Dans d’autres secteurs d’activité les détails spécifiques seront différents, mais les valeurs directrices de rapidité implacable, de conformisme bureaucratique, de paresse face à la complexité et de négligence du bien élémentaire des êtres humains seront les mêmes. La plupart des machines sont des outils moralement neutres, mais elles devraient être dirigées par les besoins et les modèles humains, et non l’inverse.

Se conformer au modèle d’une machine pourrait être une façon typiquement moderne de « se conformer au modèle de ce monde », soit se rendre insensible à la volonté de Dieu qui est bonne, agréable et parfaite, manquer de sagesse, oublier la miséricorde de Dieu et se montrer peu enclin à l’adorer et à le servir (Rm 12.1-13).

Être transformés par le renouvellement de notre intelligence n’est pas chose facile. Mais l’IA et les technologies qui s’y rapportent n’en sont pas la première cause. Comme le disait déjà C.S. Lewis dans Les fondements du christianisme, nous avons toujours eu des difficultés sur le chemin de la sanctification, « parce que nous n’avons pas la moindre idée des choses extraordinaires que Dieu veut accomplir à travers nous ». Mais il est clair que l’IA apporte son lot de défis dans notre marche avec le Christ, avec de nouvelles possibilités de nous comporter en deçà de ce qu’est notre humanité et de nous déformer d’étranges manières.

La promesse de l’IA, comme celle de nombreuses machines, est de nous libérer du travail humain pour réaliser de meilleures choses.
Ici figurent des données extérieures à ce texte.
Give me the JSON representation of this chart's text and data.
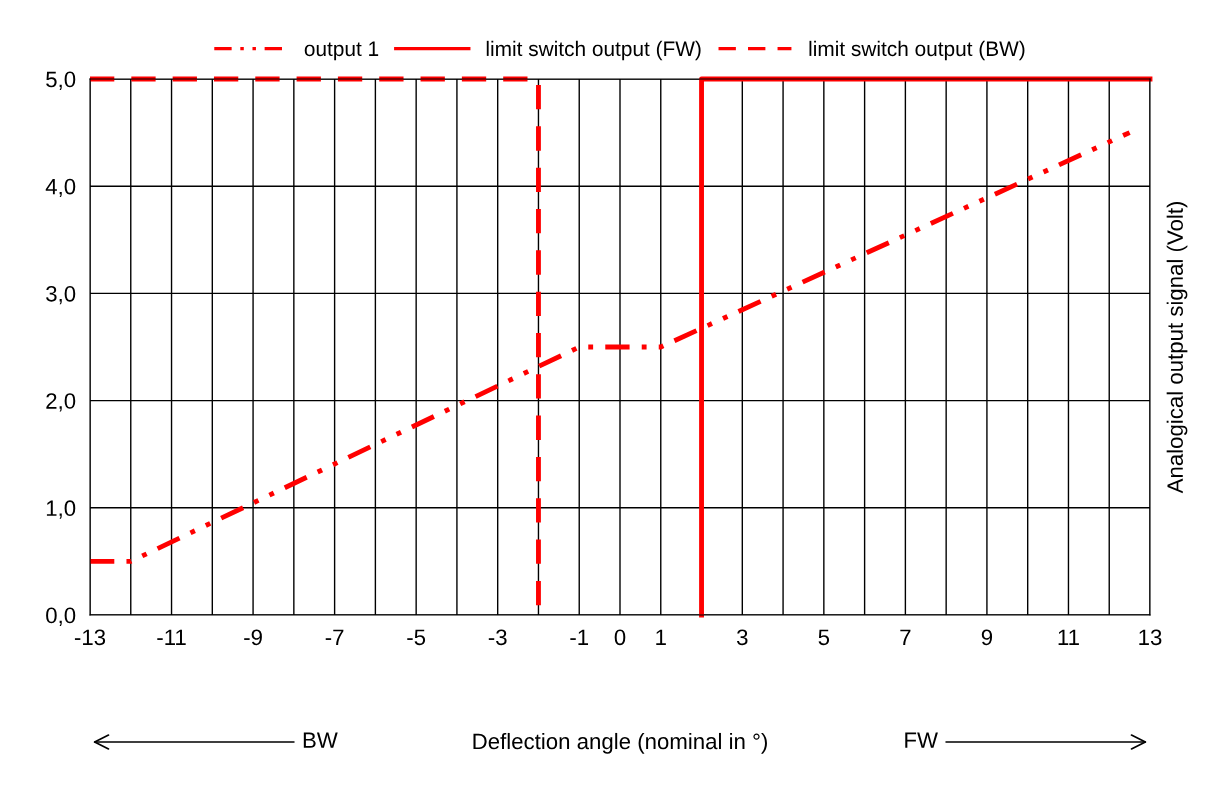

Certains travaux sont certainement bons à pouvoir laisser de côté. Mais il ne nous faudrait pas manquer ce que Bilbro appelle une « lutte disciplinée et laborieuse » qui nous façonne et nous fortifie et contribue à notre sanctification. Éviter cela ne nous rendra pas plus libres, mais risque plutôt de nous affaiblir et de nous mener sur le chemin du vice.